Seriously, I have LIz Greene's book on Neptune. She has a whole chapter on new age gurus (you know the type) who get their followers' money. If the world were a more fair place somebody like yourself would be very well compensated. Not disgustinly so like those gurus but enough you wouldn't need to sweat next months rent or the month after that either.

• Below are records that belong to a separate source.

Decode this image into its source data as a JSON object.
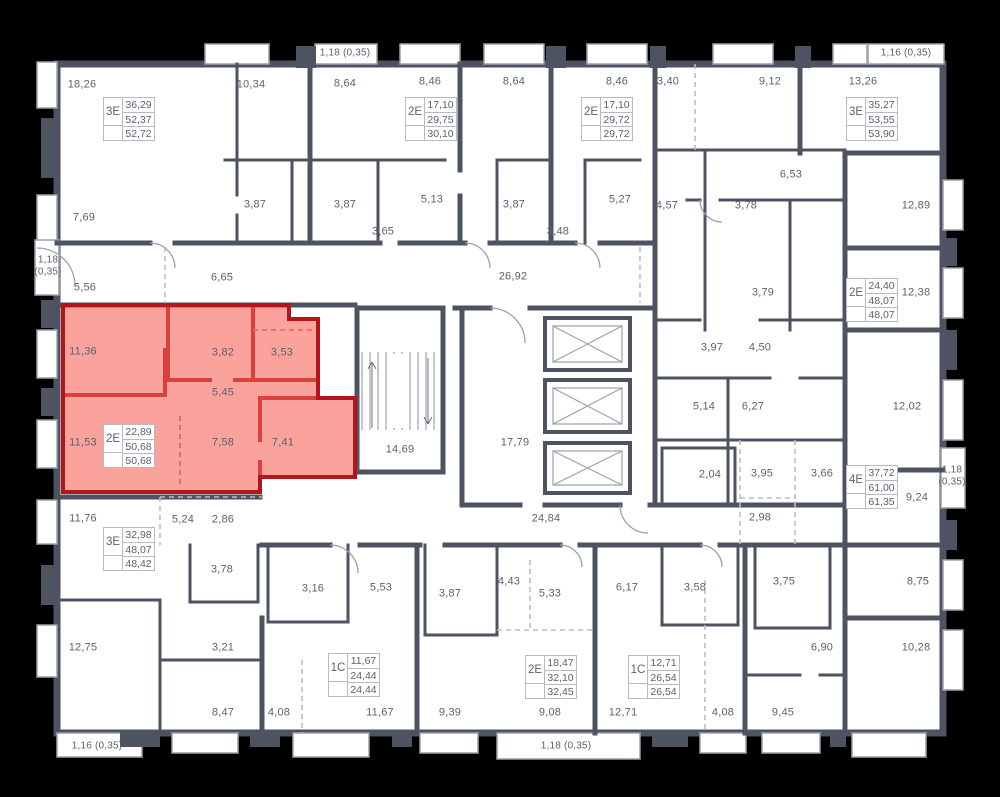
{
  "palette": {
    "wall": "#4d5360",
    "text": "#5b6170",
    "light_line": "#9ba1ac",
    "highlight_fill": "#f6584d",
    "highlight_border": "#b2151b",
    "background": "#000000",
    "floor": "#ffffff"
  },
  "rooms": [
    "18,26",
    "10,34",
    "8,64",
    "8,46",
    "8,64",
    "8,46",
    "3,40",
    "9,12",
    "13,26",
    "3,87",
    "3,87",
    "5,13",
    "3,87",
    "5,27",
    "4,57",
    "3,65",
    "3,48",
    "7,69",
    "6,65",
    "5,56",
    "26,92",
    "6,53",
    "3,78",
    "12,89",
    "3,79",
    "12,38",
    "3,97",
    "4,50",
    "5,14",
    "6,27",
    "12,02",
    "11,36",
    "3,82",
    "3,53",
    "5,45",
    "11,53",
    "7,58",
    "7,41",
    "14,69",
    "17,79",
    "24,84",
    "2,04",
    "3,95",
    "3,66",
    "9,24",
    "2,98",
    "11,76",
    "5,24",
    "2,86",
    "3,78",
    "3,16",
    "12,75",
    "3,21",
    "8,47",
    "4,08",
    "5,53",
    "3,87",
    "4,43",
    "5,33",
    "6,17",
    "11,67",
    "9,39",
    "9,08",
    "12,71",
    "3,58",
    "3,75",
    "8,75",
    "6,90",
    "10,28",
    "4,08",
    "9,45"
  ],
  "edge_labels": [
    "1,18 (0,35)",
    "1,16 (0,35)",
    "1,18\n(0,35)",
    "1,18\n(0,35)",
    "1,16 (0,35)",
    "1,18 (0,35)"
  ],
  "units": [
    {
      "type": "3E",
      "values": [
        "36,29",
        "52,37",
        "52,72"
      ]
    },
    {
      "type": "2E",
      "values": [
        "17,10",
        "29,75",
        "30,10"
      ]
    },
    {
      "type": "2E",
      "values": [
        "17,10",
        "29,72",
        "29,72"
      ]
    },
    {
      "type": "3E",
      "values": [
        "35,27",
        "53,55",
        "53,90"
      ]
    },
    {
      "type": "2E",
      "values": [
        "24,40",
        "48,07",
        "48,07"
      ]
    },
    {
      "type": "4E",
      "values": [
        "37,72",
        "61,00",
        "61,35"
      ]
    },
    {
      "type": "2E",
      "values": [
        "22,89",
        "50,68",
        "50,68"
      ]
    },
    {
      "type": "3E",
      "values": [
        "32,98",
        "48,07",
        "48,42"
      ]
    },
    {
      "type": "1C",
      "values": [
        "11,67",
        "24,44",
        "24,44"
      ]
    },
    {
      "type": "2E",
      "values": [
        "18,47",
        "32,10",
        "32,45"
      ]
    },
    {
      "type": "1C",
      "values": [
        "12,71",
        "26,54",
        "26,54"
      ]
    }
  ]
}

the world is changing, when the dark ages hit rome all of a sudden people got into the matriarchal type religions. (Hence the worship of the Virgin Mary) Who knows maybe our society will go through something similar, it sure seems on its way to hell via the express train. if stuff happens fast enough perhaps before your 40 or so you'll start getting the recognition you deserve. scorp ages well (like vamps who drink blood to stay young but naturally) so you have that going for you too.

Anonymous said...

I also have a 4th house stellium in scorpio and a chiron in taurus. I think nobody can be as free as he would like to be. For example, lack of money is a problem and earn money depends on have a paid work. Although I love to be by myself, I have to go out and gain money. However, recognition from the family is not essencial. What I mean is that 4th house tell about your family but, in a deeper meaning, it tells about your inner self. When you trully believe in your value, your family opinion is no longer important. The deeper you become next to your true self, more you will be able to confortable live.

Anonymous said...

Hi there,
I have quite similar planets to Garrett. 4th house in scorpio with sun, venus,uranus and mercury in it. Also I have a mars in 1st house (leo)and chiron in 10th in taurus. Yes it is a square! and a bloody big one :)I had a very intense relationship with my family but now I'm over it and I do live, far away from them, in different country so it is easy to have a positive relatioship with them and miss them too:)Workwise I had a lot different jobs in my life, never 'serious" although I have degrree. Working just to get money and I've always felt that being at work it is a waste of time. Always enjoyed more voluntary work than paid one:) But reason I am writing is because I wonder how you feel now with transiting saturn into your 4th house? I can tell that I am lost like really lost big time. What is your experince?
Shall I say Merry Christmas :)

Susie said...

"When the masses insist that the dark doesn't exist, or that it doesn't exist IN THEM, it leaves a disproportionate amount of dark and ugly for the people who can't refuse its existence. In other words, it's just not fair, not balanced, when people refuse to accept and integrate the reality of light and dark co-existing. When people refuse to take responsibility for conscious awareness of the darker aspects of life and self, they leave a very skewed reality for those who know otherwise and can't bury their heads in the sand."
This is the most genius thing I've ever read about Scorpio's purpose/challenge and the detriment of denying the co-existence of light and dark in this world. Fantastic. I have a daughter with this stellium in the fourth house and we are both Leo risings( i have Neptune in the 4th). I've always felt a special connection with and understanding of her. I often feel protective of the judgments people may place on her strong emotional reactions to things or for not being the overly enthusiastic cheerleader sort :-). I admire her guts to pursue life creatively and passionately. I love her sensitivity, though I notice that in her sensitivity she can react in ways that create more dark, more pain and more isolation for her. What is the best way to help a teenager with this stellium? To validate and nurture her purpose but also help her to see the beauty in light that is there to regenerate and inspire us forward?